Can open source companies innovate?
Without licensing fees to fall back on, pure open source companies may be limited to imitating proprietary vendors' successes
When it comes to open source vendors and innovation, Bill Gates doesn't waver. In an interview at Microsoft's annual Professional Developers Conference (PDC) last week, Gates told CNet, "I don't think that someone who completely gives up license fees is ever going to have a substantial R&D budget and do the hard things, the things too hard to do in a university environment."
JBoss CEO Marc Fleury seems to agree with the idea that building quality software calls for dedicated developers. He calls his company's business model "professional open source," and he prides himself on hiring programmers to work full-time on open source code. But can the classic open source business model really provide the kind of revenue needed to support true innovation?

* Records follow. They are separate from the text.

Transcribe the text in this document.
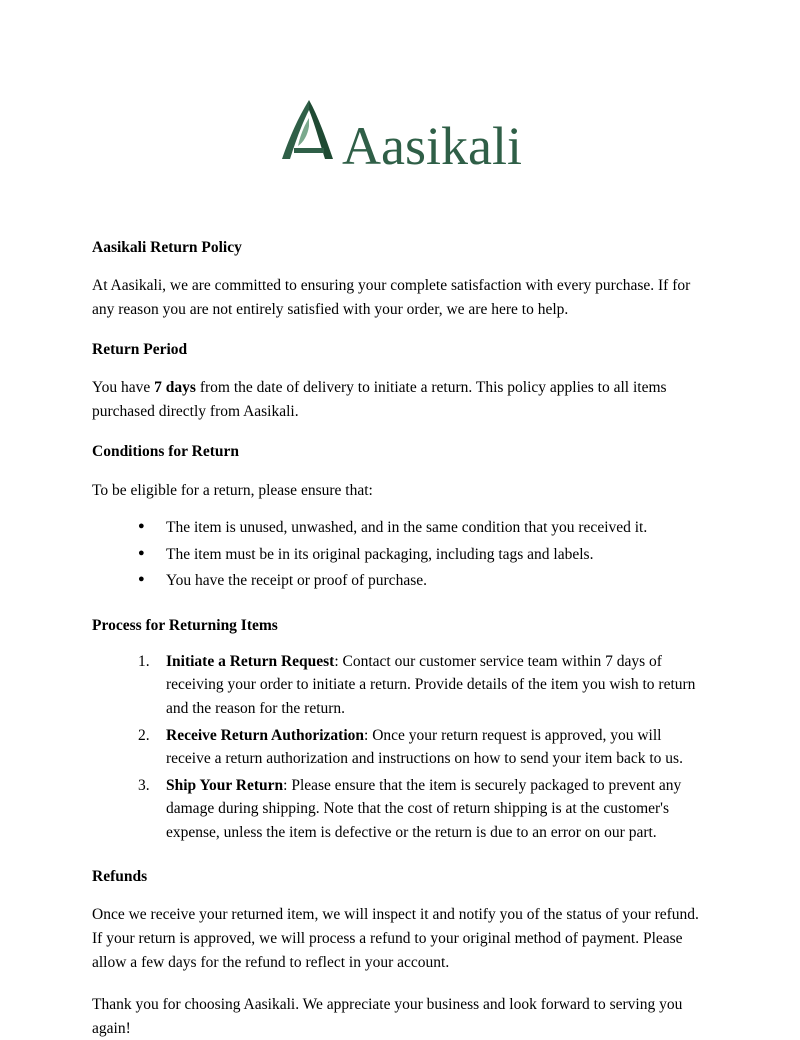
Aasikali
Aasikali Return Policy

At Aasikali, we are committed to ensuring your complete satisfaction with every purchase. If for any reason you are not entirely satisfied with your order, we are here to help.

Return Period

You have 7 days from the date of delivery to initiate a return. This policy applies to all items purchased directly from Aasikali.

Conditions for Return

To be eligible for a return, please ensure that:

● The item is unused, unwashed, and in the same condition that you received it.
● The item must be in its original packaging, including tags and labels.
● You have the receipt or proof of purchase.
Process for Returning Items
Initiate a Return Request: Contact our customer service team within 7 days of receiving your order to initiate a return. Provide details of the item you wish to return and the reason for the return.
Receive Return Authorization: Once your return request is approved, you will receive a return authorization and instructions on how to send your item back to us.
Ship Your Return: Please ensure that the item is securely packaged to prevent any damage during shipping. Note that the cost of return shipping is at the customer's expense, unless the item is defective or the return is due to an error on our part.
Refunds

Once we receive your returned item, we will inspect it and notify you of the status of your refund. If your return is approved, we will process a refund to your original method of payment. Please allow a few days for the refund to reflect in your account.

Thank you for choosing Aasikali. We appreciate your business and look forward to serving you again!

You can't make money giving away products. You can, however, profit by selling support and services around those products, and that's the way many open source companies, including JBoss, are run. Customers can download the code for nothing, but if they want somebody to call when things start falling apart, they have to pay.

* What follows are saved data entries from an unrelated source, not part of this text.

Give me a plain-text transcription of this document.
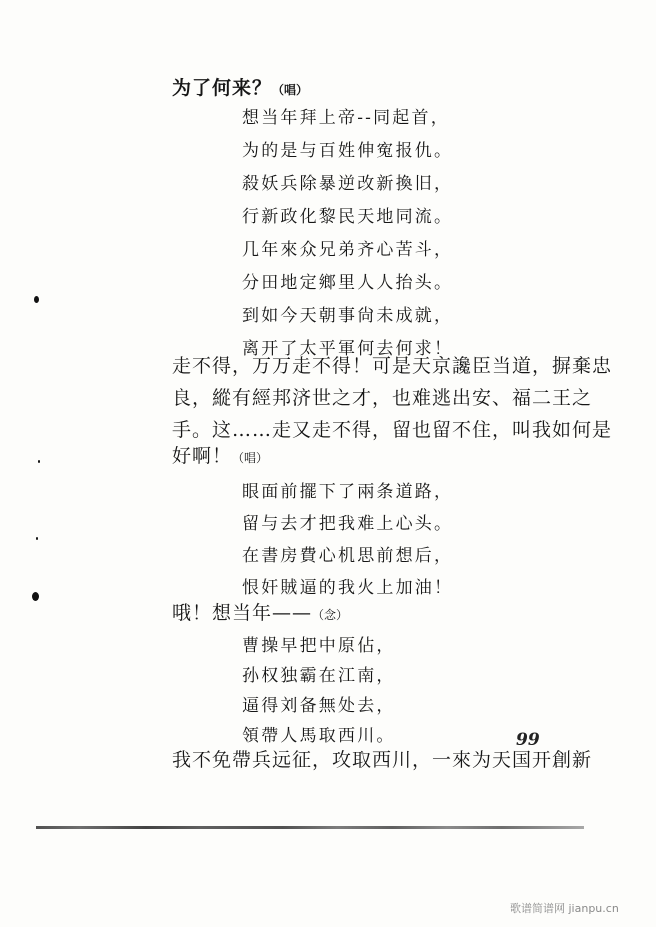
为了何来？（唱）
想当年拜上帝--同起首，
为的是与百姓伸寃报仇。
殺妖兵除暴逆改新換旧，
行新政化黎民天地同流。
几年來众兄弟齐心苦斗，
分田地定鄉里人人抬头。
到如今天朝事尙未成就，
离开了太平軍何去何求！
走不得，万万走不得！可是天京讒臣当道，摒棄忠
良，縱有經邦济世之才，也难逃出安、福二王之
手。这……走又走不得，留也留不住，叫我如何是
好啊！（唱）
眼面前擺下了兩条道路，
留与去才把我难上心头。
在書房費心机思前想后，
恨奸賊逼的我火上加油！
哦！想当年——（念）
曹操早把中原佔，
孙权独霸在江南，
逼得刘备無处去，
領帶人馬取西川。
我不免帶兵远征，攻取西川，一來为天国开創新
99
歌谱简谱网 jianpu.cn
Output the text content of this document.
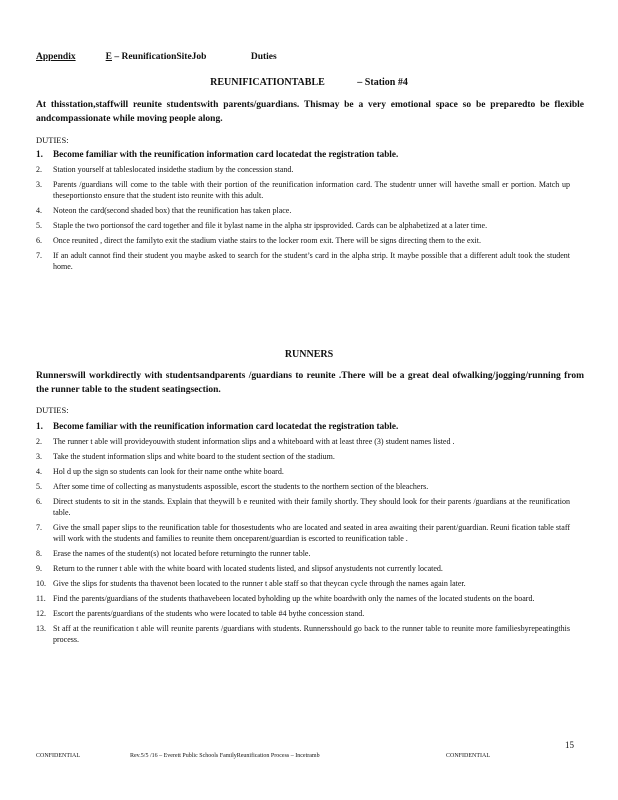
Appendix	E – ReunificationSiteJob	Duties
REUNIFICATIONTABLE	– Station #4
At thisstation,staffwill reunite studentswith parents/guardians. Thismay be a very emotional space so be preparedto be flexible andcompassionate while moving people along.
DUTIES:
1. Become familiar with the reunification information card locatedat the registration table.
2. Station yourself at tableslocated insidethe stadium by the concession stand.
3. Parents /guardians will come to the table with their portion of the reunification information card. The studentr unner will havethe small er portion. Match up theseportionsto ensure that the student isto reunite with this adult.
4. Noteon the card(second shaded box) that the reunification has taken place.
5. Staple the two portionsof the card together and file it bylast name in the alpha str ipsprovided. Cards can be alphabetized at a later time.
6. Once reunited , direct the familyto exit the stadium viathe stairs to the locker room exit. There will be signs directing them to the exit.
7. If an adult cannot find their student you maybe asked to search for the student’s card in the alpha strip. It maybe possible that a different adult took the student home.
RUNNERS
Runnerswill workdirectly with studentsandparents /guardians to reunite .There will be a great deal ofwalking/jogging/running from the runner table to the student seatingsection.
DUTIES:
1. Become familiar with the reunification information card locatedat the registration table.
2. The runner t able will provideyouwith student information slips and a whiteboard with at least three (3) student names listed .
3. Take the student information slips and white board to the student section of the stadium.
4. Hol d up the sign so students can look for their name onthe white board.
5. After some time of collecting as manystudents aspossible, escort the students to the northern section of the bleachers.
6. Direct students to sit in the stands. Explain that theywill b e reunited with their family shortly. They should look for their parents /guardians at the reunification table.
7. Give the small paper slips to the reunification table for thosestudents who are located and seated in area awaiting their parent/guardian. Reuni fication table staff will work with the students and families to reunite them onceparent/guardian is escorted to reunification table .
8. Erase the names of the student(s) not located before returningto the runner table.
9. Return to the runner t able with the white board with located students listed, and slipsof anystudents not currently located.
10. Give the slips for students tha thavenot been located to the runner t able staff so that theycan cycle through the names again later.
11. Find the parents/guardians of the students thathavebeen located byholding up the white boardwith only the names of the located students on the board.
12. Escort the parents/guardians of the students who were located to table #4 bythe concession stand.
13. St aff at the reunification t able will reunite parents /guardians with students. Runnersshould go back to the runner table to reunite more familiesbyrepeatingthis process.
15
CONFIDENTIAL	Rev.5/5 /16 – Everett Public Schools FamilyReunification Process – Incetramb	CONFIDENTIAL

The interesting thing about this model is that when you strip it down to brass tacks it looks an awful lot like an insurance business. Customers pay for a number to call even though they hope to never dial it. The problem is that in practice these support contracts don't work like health insurance; they're more like dental insurance.
With group health insurance, everybody pays but only a few get sick. As long as the majority of group members are young and healthy, the insurance provider still turns a profit, even if a few members file major claims.
Dental plans aren't structured quite the same way, for one main reason: With dental insurance, everybody files. What's the first thing you do when you join a new dental plan? Get your teeth checked. That's why the deductibles are so high and the annual caps so low. Dental plans are structured to let every subscriber get two check-ups per year, in hopes that regular preventative care will ward off bigger problems. Anything extra comes out of the insurer's bottom line.
Pure open source companies are in the preventive maintenance business, too. Providing a Linux distro, for example, means rolling out security patches, providing installation support, running compatibility tests, producing documentation, pressing media. And you bet every customer takes advantage of these things -- if they just wanted the software, they wouldn't have paid.
On top of that, every so often a customer has an unforeseen, serious problem, and that's when the meter starts running. That's when you hope the vendor has calculated its subscription premiums accurately enough to be able to afford to solve every issue that comes up.
Then the vendor has to pay its development costs: putting out new versions, adding most-requested features. With open source you get a bit of a reprieve, because the community pitches in. But Fleury's thesis is that you need a ringleader: a central body that guides the development process and contributes most of the code. That costs money.